Less media attention has been paid to the fact that the Bill will mean also an enormous reduction in custodial sentences for fine defaulters; discretion for courts to reveal the identity of young criminals; longer supervision of offenders after their release from prison; and new hospital orders for mentally ill offenders. I welcome all those proposals.
There is no doubt that the Bill has the support of the police and the public. All the broadsheet and tabloid newspapers back the proposals. That is interesting. We often deride the popular press for being simplistic and vulgar, but it is so often an accurate barometer of the nation’s mood. I shall certainly keep taking the tabloids. I apologise for that joke, my Lords. We ignore public opinion at our peril.
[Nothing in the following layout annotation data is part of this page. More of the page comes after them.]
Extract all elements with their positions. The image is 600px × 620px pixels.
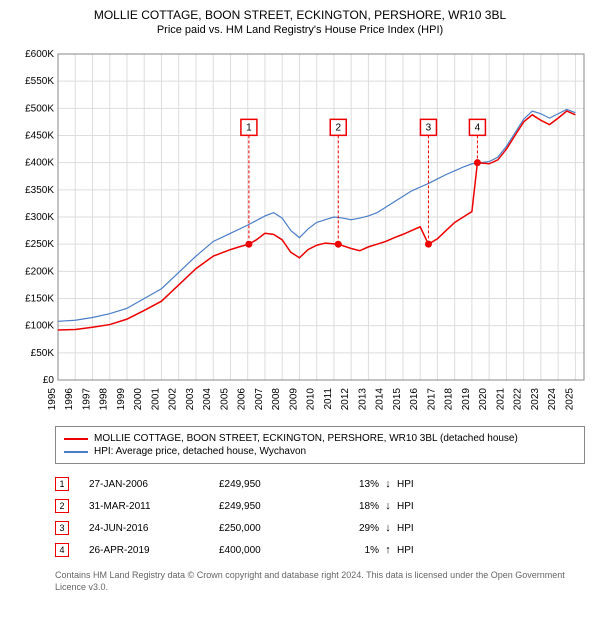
svg-text:£250K: £250K xyxy=(25,239,54,250)
svg-text:2011: 2011 xyxy=(323,388,334,410)
svg-text:£200K: £200K xyxy=(25,266,54,277)
sale-marker: 3 xyxy=(55,521,69,535)
arrow-down-icon: ↓ xyxy=(379,500,397,512)
sale-pct: 13% xyxy=(329,479,379,490)
svg-text:1998: 1998 xyxy=(99,388,110,411)
svg-text:2017: 2017 xyxy=(426,388,437,411)
svg-text:£500K: £500K xyxy=(25,103,54,114)
svg-text:2023: 2023 xyxy=(530,388,541,411)
svg-text:£0: £0 xyxy=(43,375,55,386)
legend-label: HPI: Average price, detached house, Wych… xyxy=(94,446,306,457)
svg-text:1997: 1997 xyxy=(81,388,92,411)
sale-row: 2 31-MAR-2011£249,95018%↓HPI xyxy=(55,495,585,517)
svg-text:2018: 2018 xyxy=(444,388,455,411)
legend-item: HPI: Average price, detached house, Wych… xyxy=(64,445,576,458)
svg-text:2013: 2013 xyxy=(357,388,368,411)
svg-text:2004: 2004 xyxy=(202,388,213,411)
legend-swatch xyxy=(64,451,88,453)
svg-text:2022: 2022 xyxy=(513,388,524,411)
sale-date: 24-JUN-2016 xyxy=(89,523,219,534)
svg-text:2007: 2007 xyxy=(254,388,265,411)
sale-vs-label: HPI xyxy=(397,479,437,490)
legend-item: MOLLIE COTTAGE, BOON STREET, ECKINGTON, … xyxy=(64,432,576,445)
sale-pct: 1% xyxy=(329,545,379,556)
chart-subtitle: Price paid vs. HM Land Registry's House … xyxy=(0,22,600,36)
sale-row: 1 27-JAN-2006£249,95013%↓HPI xyxy=(55,473,585,495)
sale-price: £400,000 xyxy=(219,545,329,556)
svg-text:£300K: £300K xyxy=(25,212,54,223)
svg-text:£100K: £100K xyxy=(25,321,54,332)
sale-marker: 1 xyxy=(55,477,69,491)
svg-text:£550K: £550K xyxy=(25,76,54,87)
svg-text:1999: 1999 xyxy=(116,388,127,411)
sale-date: 31-MAR-2011 xyxy=(89,501,219,512)
svg-text:2002: 2002 xyxy=(168,388,179,411)
svg-text:1995: 1995 xyxy=(47,388,58,411)
svg-text:2019: 2019 xyxy=(461,388,472,411)
svg-text:2024: 2024 xyxy=(547,388,558,411)
svg-text:2012: 2012 xyxy=(340,388,351,411)
sale-price: £249,950 xyxy=(219,479,329,490)
svg-text:1996: 1996 xyxy=(64,388,75,411)
chart-container: MOLLIE COTTAGE, BOON STREET, ECKINGTON, … xyxy=(0,0,600,620)
sale-vs-label: HPI xyxy=(397,523,437,534)
svg-text:2000: 2000 xyxy=(133,388,144,411)
chart-title: MOLLIE COTTAGE, BOON STREET, ECKINGTON, … xyxy=(0,0,600,22)
svg-text:2005: 2005 xyxy=(219,388,230,411)
arrow-down-icon: ↓ xyxy=(379,478,397,490)
svg-text:£50K: £50K xyxy=(31,348,55,359)
footnote-text: Contains HM Land Registry data © Crown c… xyxy=(55,570,585,593)
legend-box: MOLLIE COTTAGE, BOON STREET, ECKINGTON, … xyxy=(55,426,585,464)
svg-text:2025: 2025 xyxy=(564,388,575,411)
svg-text:2: 2 xyxy=(335,122,341,133)
line-chart-svg: £0 £50K £100K £150K £200K £250K £300K £350K £400… xyxy=(10,48,590,418)
sale-marker: 2 xyxy=(55,499,69,513)
sale-vs-label: HPI xyxy=(397,545,437,556)
svg-text:2006: 2006 xyxy=(237,388,248,411)
svg-text:2021: 2021 xyxy=(495,388,506,411)
sale-date: 27-JAN-2006 xyxy=(89,479,219,490)
sale-price: £249,950 xyxy=(219,501,329,512)
sale-date: 26-APR-2019 xyxy=(89,545,219,556)
svg-text:2001: 2001 xyxy=(150,388,161,411)
svg-text:4: 4 xyxy=(475,122,481,133)
sale-price: £250,000 xyxy=(219,523,329,534)
sale-pct: 29% xyxy=(329,523,379,534)
svg-text:2003: 2003 xyxy=(185,388,196,411)
arrow-up-icon: ↑ xyxy=(379,544,397,556)
svg-text:£150K: £150K xyxy=(25,294,54,305)
chart-area: £0 £50K £100K £150K £200K £250K £300K £350K £400… xyxy=(10,48,590,418)
svg-text:2014: 2014 xyxy=(375,388,386,411)
sales-table: 127-JAN-2006£249,95013%↓HPI231-MAR-2011£… xyxy=(55,473,585,561)
svg-text:£400K: £400K xyxy=(25,158,54,169)
svg-text:1: 1 xyxy=(246,122,252,133)
svg-text:2009: 2009 xyxy=(288,388,299,411)
sale-row: 3 24-JUN-2016£250,00029%↓HPI xyxy=(55,517,585,539)
legend-swatch xyxy=(64,438,88,440)
svg-text:2008: 2008 xyxy=(271,388,282,411)
svg-text:£450K: £450K xyxy=(25,131,54,142)
sale-marker: 4 xyxy=(55,543,69,557)
svg-text:3: 3 xyxy=(426,122,432,133)
svg-text:2016: 2016 xyxy=(409,388,420,411)
svg-text:2015: 2015 xyxy=(392,388,403,411)
svg-text:2010: 2010 xyxy=(306,388,317,411)
svg-text:£350K: £350K xyxy=(25,185,54,196)
arrow-down-icon: ↓ xyxy=(379,522,397,534)
sale-vs-label: HPI xyxy=(397,501,437,512)
svg-text:2020: 2020 xyxy=(478,388,489,411)
legend-label: MOLLIE COTTAGE, BOON STREET, ECKINGTON, … xyxy=(94,433,518,444)
svg-text:£600K: £600K xyxy=(25,49,54,60)
sale-row: 4 26-APR-2019£400,0001%↑HPI xyxy=(55,539,585,561)
sale-pct: 18% xyxy=(329,501,379,512)
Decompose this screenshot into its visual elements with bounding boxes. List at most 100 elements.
The Bill is not about sentencing offenders such as the poor cleaning lady whom I once represented. With a large family and debts, she literally found that grime did not pay. She shoplifted on impulse. It was the first time she had done that. In her confused state, she managed to include among the four small items she stole a free sample. The Bill is not about that type of criminal. It is about protecting the public from dangerous and professional criminals.
The Bill is not the solution to the crime problem, but it could be part of it. Those who criticise it should come up with something better. They should not merely criticise it. We have to face the music even though we may not like the tune—that is, we need to take a tougher line for serious crime. The Bill hits the right note, and, in principle, I support it.